6. Referred Pain from Hip or Spine
Pain from a hip or spinal condition can radiate to the knee. This is why a thorough examination of the entire lower extremity is important when diagnosing knee pain.
How Is Knee Pain Diagnosed?
Accurate diagnosis begins with a detailed history of when the pain started, its location (inner side, outer side, front, or behind the knee), what makes it worse or better, and whether there was a specific injury.
Physical examination assesses range of motion, ligament stability, meniscal signs, and joint-line tenderness. Imaging studies include X-rays (to evaluate bone and joint space), MRI (for soft tissue — ligaments, meniscus, cartilage), and ultrasound (for tendons and bursae).
Effective Treatment for Knee Pain
Rest, Ice, and Anti-Inflammatories
For acute injuries, the RICE protocol (Rest, Ice, Compression, Elevation) is the first line of treatment. Non-steroidal anti-inflammatory drugs (NSAIDs) help control pain and swelling in the short term.
Physical Therapy
Targeted strengthening of the quadriceps and hamstrings is the cornerstone of knee pain management. Strong muscles unload the joint, reduce pain, and slow the progression of osteoarthritis. A specialist-guided physiotherapy program is essential.
Injections
Corticosteroid injections reduce inflammation and provide fast pain relief. Hyaluronic acid injections improve joint lubrication. PRP (platelet-rich plasma) therapy stimulates natural healing — particularly useful in early-to-moderate osteoarthritis and tendon injuries.
Arthroscopic Surgery
For meniscus tears, cartilage damage, and loose bodies in the joint, knee arthroscopy provides direct access via tiny incisions. Recovery is fast compared to open surgery.
Knee Replacement Surgery
For severe osteoarthritis, total or partial knee replacement is the definitive solution. At Bone Art Clinic, our internationally trained surgeons use the latest implant systems to deliver pain-free, natural-feeling results.

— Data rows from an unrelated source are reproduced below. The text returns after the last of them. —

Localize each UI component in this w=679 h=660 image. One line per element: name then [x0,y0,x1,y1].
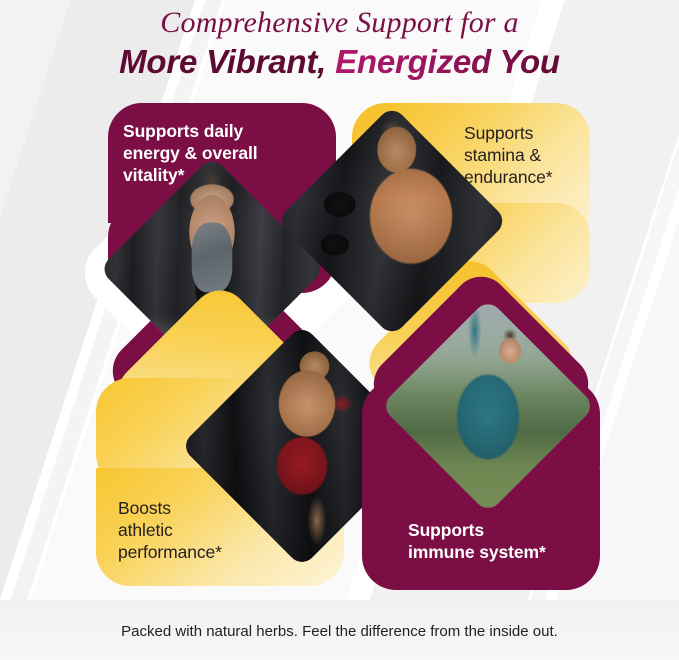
headline-segment-energized-you: Energized You [335,43,560,80]
headline-segment-more-vibrant: More Vibrant, [119,43,335,80]
card-label-stamina: Supports stamina & endurance* [464,122,624,188]
headline-line-1: Comprehensive Support for a [0,0,679,40]
card-label-daily-energy: Supports daily energy & overall vitality… [123,120,323,186]
card-label-athletic-performance: Boosts athletic performance* [118,497,318,563]
headline: Comprehensive Support for a More Vibrant… [0,0,679,82]
headline-line-2: More Vibrant, Energized You [0,42,679,82]
footer-tagline: Packed with natural herbs. Feel the diff… [0,623,679,640]
card-label-immune-system: Supports immune system* [408,519,638,563]
benefit-cards: Supports daily energy & overall vitality… [0,0,679,660]
infographic-root: Comprehensive Support for a More Vibrant… [0,0,679,660]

When Is Knee Pain an Emergency?
Seek immediate medical care if: you cannot bear weight on the knee, the joint appears deformed, severe swelling develops within minutes (suggests internal bleeding or rupture), or the knee is hot and red with fever (possible infection).
Frequently Asked Questions
What is the most common cause of knee pain?

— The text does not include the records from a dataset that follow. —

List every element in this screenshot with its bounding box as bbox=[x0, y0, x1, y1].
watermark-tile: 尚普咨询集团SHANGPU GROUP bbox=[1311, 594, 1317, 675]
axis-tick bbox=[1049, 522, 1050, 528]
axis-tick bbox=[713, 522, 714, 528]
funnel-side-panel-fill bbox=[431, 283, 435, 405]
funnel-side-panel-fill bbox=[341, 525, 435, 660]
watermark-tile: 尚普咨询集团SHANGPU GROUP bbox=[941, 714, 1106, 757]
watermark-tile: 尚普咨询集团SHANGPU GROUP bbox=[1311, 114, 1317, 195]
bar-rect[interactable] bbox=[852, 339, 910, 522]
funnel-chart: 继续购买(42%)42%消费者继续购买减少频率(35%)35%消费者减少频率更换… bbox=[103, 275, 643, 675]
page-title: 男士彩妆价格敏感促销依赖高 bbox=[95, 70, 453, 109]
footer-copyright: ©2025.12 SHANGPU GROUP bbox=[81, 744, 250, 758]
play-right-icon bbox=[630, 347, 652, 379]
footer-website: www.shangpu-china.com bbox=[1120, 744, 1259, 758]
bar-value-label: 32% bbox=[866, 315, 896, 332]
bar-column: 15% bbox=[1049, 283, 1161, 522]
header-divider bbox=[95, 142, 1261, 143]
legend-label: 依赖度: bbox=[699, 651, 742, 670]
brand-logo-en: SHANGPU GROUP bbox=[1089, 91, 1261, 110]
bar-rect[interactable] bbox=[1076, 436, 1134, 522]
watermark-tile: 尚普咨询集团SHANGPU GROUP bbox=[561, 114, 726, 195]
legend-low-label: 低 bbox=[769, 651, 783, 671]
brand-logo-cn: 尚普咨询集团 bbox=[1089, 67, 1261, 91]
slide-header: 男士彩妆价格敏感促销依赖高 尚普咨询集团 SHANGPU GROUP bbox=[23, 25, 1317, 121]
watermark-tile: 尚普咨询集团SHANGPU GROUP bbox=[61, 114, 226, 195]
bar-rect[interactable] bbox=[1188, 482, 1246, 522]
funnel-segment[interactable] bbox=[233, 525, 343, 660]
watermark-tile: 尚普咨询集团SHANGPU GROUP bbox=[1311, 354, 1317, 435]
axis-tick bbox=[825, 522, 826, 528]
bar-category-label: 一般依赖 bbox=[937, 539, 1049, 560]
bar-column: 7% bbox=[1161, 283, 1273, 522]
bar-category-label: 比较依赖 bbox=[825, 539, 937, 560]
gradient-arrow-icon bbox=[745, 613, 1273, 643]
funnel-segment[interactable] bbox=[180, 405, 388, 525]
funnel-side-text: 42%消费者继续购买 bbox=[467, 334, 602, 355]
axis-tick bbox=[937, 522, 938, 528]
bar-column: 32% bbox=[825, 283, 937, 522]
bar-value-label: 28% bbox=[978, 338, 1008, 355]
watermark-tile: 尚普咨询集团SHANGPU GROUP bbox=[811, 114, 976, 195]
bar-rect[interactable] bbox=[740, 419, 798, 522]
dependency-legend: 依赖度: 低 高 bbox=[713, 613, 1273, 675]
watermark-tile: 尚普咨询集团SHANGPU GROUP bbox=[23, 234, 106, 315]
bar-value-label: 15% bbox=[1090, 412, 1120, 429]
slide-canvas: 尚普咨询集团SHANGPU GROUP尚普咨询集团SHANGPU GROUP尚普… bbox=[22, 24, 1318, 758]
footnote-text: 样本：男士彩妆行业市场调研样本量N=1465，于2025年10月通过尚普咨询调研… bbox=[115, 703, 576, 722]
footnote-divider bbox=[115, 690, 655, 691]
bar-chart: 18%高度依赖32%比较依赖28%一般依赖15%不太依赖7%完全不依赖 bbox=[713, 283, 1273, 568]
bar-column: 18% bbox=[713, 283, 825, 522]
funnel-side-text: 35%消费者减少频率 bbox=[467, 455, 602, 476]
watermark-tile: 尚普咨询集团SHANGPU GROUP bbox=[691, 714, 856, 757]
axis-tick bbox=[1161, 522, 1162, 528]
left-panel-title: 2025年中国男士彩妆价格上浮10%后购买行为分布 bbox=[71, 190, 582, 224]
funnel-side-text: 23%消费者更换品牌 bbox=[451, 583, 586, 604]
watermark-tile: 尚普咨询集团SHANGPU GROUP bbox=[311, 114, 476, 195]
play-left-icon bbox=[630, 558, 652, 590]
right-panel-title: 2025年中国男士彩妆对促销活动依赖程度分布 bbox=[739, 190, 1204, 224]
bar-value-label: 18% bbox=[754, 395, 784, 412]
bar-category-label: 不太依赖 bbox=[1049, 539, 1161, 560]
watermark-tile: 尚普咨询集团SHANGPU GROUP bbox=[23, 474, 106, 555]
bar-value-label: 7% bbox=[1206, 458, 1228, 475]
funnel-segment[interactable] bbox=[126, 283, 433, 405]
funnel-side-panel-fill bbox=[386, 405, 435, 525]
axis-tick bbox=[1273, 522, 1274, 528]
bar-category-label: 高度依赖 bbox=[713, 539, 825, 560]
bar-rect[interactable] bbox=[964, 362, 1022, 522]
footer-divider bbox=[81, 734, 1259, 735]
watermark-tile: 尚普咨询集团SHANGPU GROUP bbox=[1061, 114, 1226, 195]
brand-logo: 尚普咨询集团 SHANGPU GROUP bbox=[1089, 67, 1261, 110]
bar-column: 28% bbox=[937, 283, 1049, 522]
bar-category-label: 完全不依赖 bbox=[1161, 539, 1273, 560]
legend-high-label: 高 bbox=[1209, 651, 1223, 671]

In adults over 45, knee osteoarthritis (cartilage degeneration) is the most common cause. In younger patients, ligament injuries, meniscus tears, and patellar problems are more frequent causes.
Does knee pain always require surgery?
No. The majority of knee pain cases are successfully managed without surgery through physical therapy, medications, weight management, and injections. Surgery is reserved for severe osteoarthritis, complete ligament ruptures, and cases where conservative treatment fails after an adequate trial.

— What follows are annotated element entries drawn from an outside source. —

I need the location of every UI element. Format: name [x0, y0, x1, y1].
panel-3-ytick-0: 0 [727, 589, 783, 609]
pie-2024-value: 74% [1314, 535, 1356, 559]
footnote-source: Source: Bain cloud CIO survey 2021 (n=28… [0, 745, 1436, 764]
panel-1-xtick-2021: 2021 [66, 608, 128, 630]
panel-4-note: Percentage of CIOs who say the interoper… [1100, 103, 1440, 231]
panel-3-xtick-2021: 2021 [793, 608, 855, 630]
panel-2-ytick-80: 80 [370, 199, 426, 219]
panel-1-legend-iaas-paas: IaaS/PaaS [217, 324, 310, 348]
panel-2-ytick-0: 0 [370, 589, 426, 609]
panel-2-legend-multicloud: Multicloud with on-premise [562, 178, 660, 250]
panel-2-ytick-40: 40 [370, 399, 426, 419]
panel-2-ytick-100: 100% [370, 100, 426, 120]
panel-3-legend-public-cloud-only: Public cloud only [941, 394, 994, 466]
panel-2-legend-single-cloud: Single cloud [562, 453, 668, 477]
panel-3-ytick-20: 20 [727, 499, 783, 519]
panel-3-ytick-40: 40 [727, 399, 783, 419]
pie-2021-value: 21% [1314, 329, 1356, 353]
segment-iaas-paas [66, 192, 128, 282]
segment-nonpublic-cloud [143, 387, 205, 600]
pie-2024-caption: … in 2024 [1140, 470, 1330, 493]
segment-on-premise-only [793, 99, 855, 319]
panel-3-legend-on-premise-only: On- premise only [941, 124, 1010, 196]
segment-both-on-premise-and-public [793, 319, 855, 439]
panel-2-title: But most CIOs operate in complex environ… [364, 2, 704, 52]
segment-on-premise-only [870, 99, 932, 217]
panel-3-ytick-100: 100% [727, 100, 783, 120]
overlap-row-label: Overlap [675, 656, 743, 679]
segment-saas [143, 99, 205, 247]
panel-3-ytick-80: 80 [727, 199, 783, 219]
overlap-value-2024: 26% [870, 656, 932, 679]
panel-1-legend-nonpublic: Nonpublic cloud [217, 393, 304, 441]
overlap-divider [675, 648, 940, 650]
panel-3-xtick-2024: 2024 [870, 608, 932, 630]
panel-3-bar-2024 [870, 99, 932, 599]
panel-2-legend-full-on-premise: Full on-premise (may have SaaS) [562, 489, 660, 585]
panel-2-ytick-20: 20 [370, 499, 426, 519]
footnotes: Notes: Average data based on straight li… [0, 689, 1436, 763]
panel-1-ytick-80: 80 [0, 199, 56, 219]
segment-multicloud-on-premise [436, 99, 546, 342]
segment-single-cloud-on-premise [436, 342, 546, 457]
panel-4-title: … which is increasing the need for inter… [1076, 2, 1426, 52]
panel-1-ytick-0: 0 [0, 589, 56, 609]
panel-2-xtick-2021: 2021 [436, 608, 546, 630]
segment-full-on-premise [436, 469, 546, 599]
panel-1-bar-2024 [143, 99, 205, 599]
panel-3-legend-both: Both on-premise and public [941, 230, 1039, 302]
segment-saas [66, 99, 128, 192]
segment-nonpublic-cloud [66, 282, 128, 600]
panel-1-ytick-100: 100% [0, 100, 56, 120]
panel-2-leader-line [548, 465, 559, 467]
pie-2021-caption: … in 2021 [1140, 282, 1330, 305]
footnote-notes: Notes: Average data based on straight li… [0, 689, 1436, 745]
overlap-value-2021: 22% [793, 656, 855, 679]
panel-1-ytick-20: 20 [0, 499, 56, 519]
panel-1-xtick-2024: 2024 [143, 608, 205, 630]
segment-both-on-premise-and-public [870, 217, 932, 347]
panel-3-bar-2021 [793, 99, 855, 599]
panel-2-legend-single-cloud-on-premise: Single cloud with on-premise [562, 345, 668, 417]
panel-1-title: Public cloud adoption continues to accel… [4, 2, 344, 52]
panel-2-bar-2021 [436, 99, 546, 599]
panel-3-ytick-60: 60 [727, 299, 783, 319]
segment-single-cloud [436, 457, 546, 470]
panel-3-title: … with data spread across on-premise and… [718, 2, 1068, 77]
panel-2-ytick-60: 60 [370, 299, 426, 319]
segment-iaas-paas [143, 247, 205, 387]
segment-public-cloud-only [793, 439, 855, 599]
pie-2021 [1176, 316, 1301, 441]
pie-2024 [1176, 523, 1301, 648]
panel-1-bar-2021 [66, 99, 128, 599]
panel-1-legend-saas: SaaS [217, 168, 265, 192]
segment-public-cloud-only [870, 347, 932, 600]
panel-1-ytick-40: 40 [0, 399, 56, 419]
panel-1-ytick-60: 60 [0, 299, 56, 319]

What exercises help with knee pain?
Low-impact exercises that strengthen knee-supporting muscles are ideal: straight leg raises, wall squats (mild), swimming, cycling, and water aerobics. Avoid high-impact activities like running on hard surfaces or jumping when experiencing pain.
How long should I wait before seeing a doctor about knee pain?
See a doctor if knee pain persists beyond 2 weeks, does not improve with rest and over-the-counter pain relief, worsens progressively, or is accompanied by significant swelling, locking, or instability. Do not delay — early treatment produces better outcomes.